Yüzsüzlüğün ve utanmazlığın feriştahları!..
Ekrem İmamoğlu, hatırlanacağı üzere 16 Haziran’da savcıya hakaret ve tehdit suçlamasıyla hâkim karşısında çıktı.
Bu duruşma vesilesiyle bir kez daha gördük ki, bunlar için yüzsüzlük, utanmazlık ve yalan öteden beri sürdüre geldikleri sahte hayatın tabii bir parçası ve hatta olmazsa olmazı…
Bu nedenle ve beklenildiği üzere hâkimin sorduğu sorulara cevap vermek yerine propaganda ve demagoji yapma yolunu seçti.
Hâkim soruyor; “Başsavcıya neden hakaret ettiniz?”
Cevap: “Ülke yanıyor, insanlar ekonomik zorluklar yaşıyor, beni bu milletin gönlünden silemeyeceksiniz, falan filan…”
Breh breh breh…
İstanbulluların yılların birikimi olan imkânlarını har vurup harman savuran şahsa da bakın hele…
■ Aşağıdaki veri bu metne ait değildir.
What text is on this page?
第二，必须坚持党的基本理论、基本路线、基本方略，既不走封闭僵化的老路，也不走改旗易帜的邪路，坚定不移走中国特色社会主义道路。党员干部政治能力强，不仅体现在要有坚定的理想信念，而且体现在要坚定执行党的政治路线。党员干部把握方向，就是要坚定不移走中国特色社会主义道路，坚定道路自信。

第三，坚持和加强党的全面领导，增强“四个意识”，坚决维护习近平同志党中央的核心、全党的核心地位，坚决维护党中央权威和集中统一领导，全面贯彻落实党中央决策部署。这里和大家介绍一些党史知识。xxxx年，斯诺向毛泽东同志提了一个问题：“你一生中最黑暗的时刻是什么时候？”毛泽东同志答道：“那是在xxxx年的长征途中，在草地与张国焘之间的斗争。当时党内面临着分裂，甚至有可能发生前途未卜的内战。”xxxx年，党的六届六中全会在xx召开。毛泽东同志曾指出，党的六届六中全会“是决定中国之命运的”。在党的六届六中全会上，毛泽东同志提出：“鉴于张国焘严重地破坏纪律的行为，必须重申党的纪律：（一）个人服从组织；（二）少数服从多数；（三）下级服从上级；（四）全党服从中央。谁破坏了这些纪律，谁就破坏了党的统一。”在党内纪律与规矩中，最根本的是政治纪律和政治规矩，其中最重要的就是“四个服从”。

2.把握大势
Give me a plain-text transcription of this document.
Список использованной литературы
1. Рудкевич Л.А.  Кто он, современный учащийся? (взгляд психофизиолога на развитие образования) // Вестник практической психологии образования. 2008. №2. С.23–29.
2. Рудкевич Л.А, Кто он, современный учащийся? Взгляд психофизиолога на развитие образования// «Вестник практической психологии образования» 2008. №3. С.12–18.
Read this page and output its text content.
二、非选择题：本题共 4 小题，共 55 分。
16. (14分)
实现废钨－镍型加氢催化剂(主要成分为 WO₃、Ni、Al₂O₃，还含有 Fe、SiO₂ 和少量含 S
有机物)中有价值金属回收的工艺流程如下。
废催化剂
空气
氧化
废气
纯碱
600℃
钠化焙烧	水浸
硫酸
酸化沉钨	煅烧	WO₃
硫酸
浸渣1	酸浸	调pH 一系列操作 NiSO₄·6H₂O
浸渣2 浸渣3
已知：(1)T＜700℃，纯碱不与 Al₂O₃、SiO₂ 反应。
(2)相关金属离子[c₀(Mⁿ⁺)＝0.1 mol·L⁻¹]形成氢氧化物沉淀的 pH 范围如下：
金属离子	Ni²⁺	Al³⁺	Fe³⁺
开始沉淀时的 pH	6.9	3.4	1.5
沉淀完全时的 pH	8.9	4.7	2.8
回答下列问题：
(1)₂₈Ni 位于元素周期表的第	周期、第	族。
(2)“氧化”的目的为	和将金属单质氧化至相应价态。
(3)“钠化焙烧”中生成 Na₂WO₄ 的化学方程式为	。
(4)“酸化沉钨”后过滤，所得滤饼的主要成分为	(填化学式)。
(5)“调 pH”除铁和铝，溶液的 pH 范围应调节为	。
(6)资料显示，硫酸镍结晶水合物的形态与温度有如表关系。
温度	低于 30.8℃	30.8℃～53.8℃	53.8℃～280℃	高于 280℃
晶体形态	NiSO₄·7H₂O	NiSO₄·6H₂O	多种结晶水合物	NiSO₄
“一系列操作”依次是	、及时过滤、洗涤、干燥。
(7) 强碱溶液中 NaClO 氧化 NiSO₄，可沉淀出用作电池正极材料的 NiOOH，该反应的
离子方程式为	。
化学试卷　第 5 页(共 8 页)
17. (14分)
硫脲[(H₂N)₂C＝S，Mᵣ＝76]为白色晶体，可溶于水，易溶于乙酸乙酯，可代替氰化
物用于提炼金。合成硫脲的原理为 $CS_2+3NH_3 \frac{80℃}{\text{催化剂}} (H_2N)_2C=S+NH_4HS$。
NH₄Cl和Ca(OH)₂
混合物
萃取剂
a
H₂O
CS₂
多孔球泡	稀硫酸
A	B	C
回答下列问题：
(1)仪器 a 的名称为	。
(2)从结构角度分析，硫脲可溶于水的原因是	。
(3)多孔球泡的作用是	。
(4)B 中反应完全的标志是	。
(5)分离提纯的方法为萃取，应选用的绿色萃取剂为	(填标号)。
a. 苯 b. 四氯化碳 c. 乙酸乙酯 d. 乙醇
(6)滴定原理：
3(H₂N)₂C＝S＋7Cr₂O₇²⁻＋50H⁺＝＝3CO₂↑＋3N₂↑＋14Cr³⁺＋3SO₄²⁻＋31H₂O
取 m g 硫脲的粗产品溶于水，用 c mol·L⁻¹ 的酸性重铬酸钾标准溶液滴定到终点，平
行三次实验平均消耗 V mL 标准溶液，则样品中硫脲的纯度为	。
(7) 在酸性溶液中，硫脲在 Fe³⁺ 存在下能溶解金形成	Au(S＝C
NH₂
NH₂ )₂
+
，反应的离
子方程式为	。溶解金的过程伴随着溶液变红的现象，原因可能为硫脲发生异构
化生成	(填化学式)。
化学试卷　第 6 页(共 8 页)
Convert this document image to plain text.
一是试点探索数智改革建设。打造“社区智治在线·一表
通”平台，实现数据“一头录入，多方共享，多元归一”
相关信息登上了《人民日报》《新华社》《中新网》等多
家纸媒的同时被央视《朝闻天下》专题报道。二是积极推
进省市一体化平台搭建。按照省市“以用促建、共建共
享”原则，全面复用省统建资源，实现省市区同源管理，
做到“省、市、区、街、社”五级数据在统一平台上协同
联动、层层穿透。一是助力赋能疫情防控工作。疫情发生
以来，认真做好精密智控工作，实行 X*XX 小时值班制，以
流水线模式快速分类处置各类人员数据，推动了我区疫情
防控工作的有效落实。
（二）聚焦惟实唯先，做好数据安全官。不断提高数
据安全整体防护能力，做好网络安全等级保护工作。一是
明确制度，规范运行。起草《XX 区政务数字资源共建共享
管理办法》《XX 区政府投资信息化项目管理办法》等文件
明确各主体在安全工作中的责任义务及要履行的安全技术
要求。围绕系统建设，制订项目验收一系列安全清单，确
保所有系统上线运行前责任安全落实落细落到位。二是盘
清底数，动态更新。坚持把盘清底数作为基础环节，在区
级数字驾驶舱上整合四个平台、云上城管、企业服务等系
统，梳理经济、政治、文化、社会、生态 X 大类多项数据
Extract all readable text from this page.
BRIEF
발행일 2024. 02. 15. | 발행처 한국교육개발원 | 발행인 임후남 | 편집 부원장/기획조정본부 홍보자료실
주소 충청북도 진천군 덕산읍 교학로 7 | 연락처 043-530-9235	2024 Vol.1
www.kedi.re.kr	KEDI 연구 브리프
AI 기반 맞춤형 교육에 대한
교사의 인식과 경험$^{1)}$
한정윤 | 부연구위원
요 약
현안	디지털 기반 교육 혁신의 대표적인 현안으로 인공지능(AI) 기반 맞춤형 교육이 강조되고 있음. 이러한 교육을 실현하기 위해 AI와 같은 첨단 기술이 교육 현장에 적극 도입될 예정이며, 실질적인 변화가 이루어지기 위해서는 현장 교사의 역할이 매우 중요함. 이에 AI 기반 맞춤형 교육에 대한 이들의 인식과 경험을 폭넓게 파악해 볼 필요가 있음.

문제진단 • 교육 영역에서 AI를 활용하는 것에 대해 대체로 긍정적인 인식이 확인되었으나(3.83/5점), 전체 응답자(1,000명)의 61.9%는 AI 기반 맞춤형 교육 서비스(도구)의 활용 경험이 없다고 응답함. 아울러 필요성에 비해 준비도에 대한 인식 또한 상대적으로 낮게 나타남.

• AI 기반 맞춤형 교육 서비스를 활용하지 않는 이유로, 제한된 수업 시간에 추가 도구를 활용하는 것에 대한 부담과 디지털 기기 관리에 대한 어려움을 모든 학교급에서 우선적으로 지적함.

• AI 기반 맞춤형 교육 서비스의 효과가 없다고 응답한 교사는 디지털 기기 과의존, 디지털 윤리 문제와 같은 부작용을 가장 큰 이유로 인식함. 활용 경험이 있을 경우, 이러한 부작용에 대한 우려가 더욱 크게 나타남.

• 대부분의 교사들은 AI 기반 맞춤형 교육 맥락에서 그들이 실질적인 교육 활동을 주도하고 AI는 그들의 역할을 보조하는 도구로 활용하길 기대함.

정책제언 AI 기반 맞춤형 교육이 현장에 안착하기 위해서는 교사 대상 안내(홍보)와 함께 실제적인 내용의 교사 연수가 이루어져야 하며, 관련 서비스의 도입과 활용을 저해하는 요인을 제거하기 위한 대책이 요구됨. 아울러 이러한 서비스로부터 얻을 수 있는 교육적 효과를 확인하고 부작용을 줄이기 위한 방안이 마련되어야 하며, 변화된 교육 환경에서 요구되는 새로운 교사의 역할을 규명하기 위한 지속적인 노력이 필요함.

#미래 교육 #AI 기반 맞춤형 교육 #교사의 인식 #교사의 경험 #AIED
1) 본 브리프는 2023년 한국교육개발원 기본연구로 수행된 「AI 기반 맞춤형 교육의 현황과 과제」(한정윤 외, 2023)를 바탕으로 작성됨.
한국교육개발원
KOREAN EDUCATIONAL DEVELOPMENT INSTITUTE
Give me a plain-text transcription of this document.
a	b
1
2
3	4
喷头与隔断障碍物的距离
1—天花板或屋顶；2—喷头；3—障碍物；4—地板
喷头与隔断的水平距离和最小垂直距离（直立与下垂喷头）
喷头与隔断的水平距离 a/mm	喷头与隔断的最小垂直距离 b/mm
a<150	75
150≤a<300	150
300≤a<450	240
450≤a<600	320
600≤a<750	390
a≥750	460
İşlediği apaçık bir suçu örtbas etmek için bulduğu yöntem, ne sorulursa sorulsun, karşı bir suçlama ve tezvirat…
Bu yöntemi, ilk kez tutuklandığında da, kimlik bilgileri, adres tespiti gibi teknik soruların dışında kalan tüm sorulara; “Bu soruyu muhatap almıyorum, tüm isnatları şiddetle reddediyorum” cevabı vererek uygulamıştı.
Şüphesiz ki bu, daha tutuklanmadan önce avukatlarca belirlenmiş ve suçlamaları taraftarları nezdinde mağduriyete dönüştürmek için kullanılan bir propaganda metodu idi.
Aynı usulü mezkûr duruşmada da kullandı…
Üstelik CMK 183’e göre açıkça suç olan mahkeme salonunda hâkimin izni olmadan görüntü/fotoğraf almanın ve paylaşmanın yasak olduğu hükmüne rağmen duruşmayı adeta bir gösteriye dönüştürdü…
Yandaşları ve parayla satın alınmış medyası tarafından organize bir biçimde gerçekleştirilen bu suçla ilgili soruşturma başlatıldı lakin onlar maksatlarına çoktan ulaşmışlardı.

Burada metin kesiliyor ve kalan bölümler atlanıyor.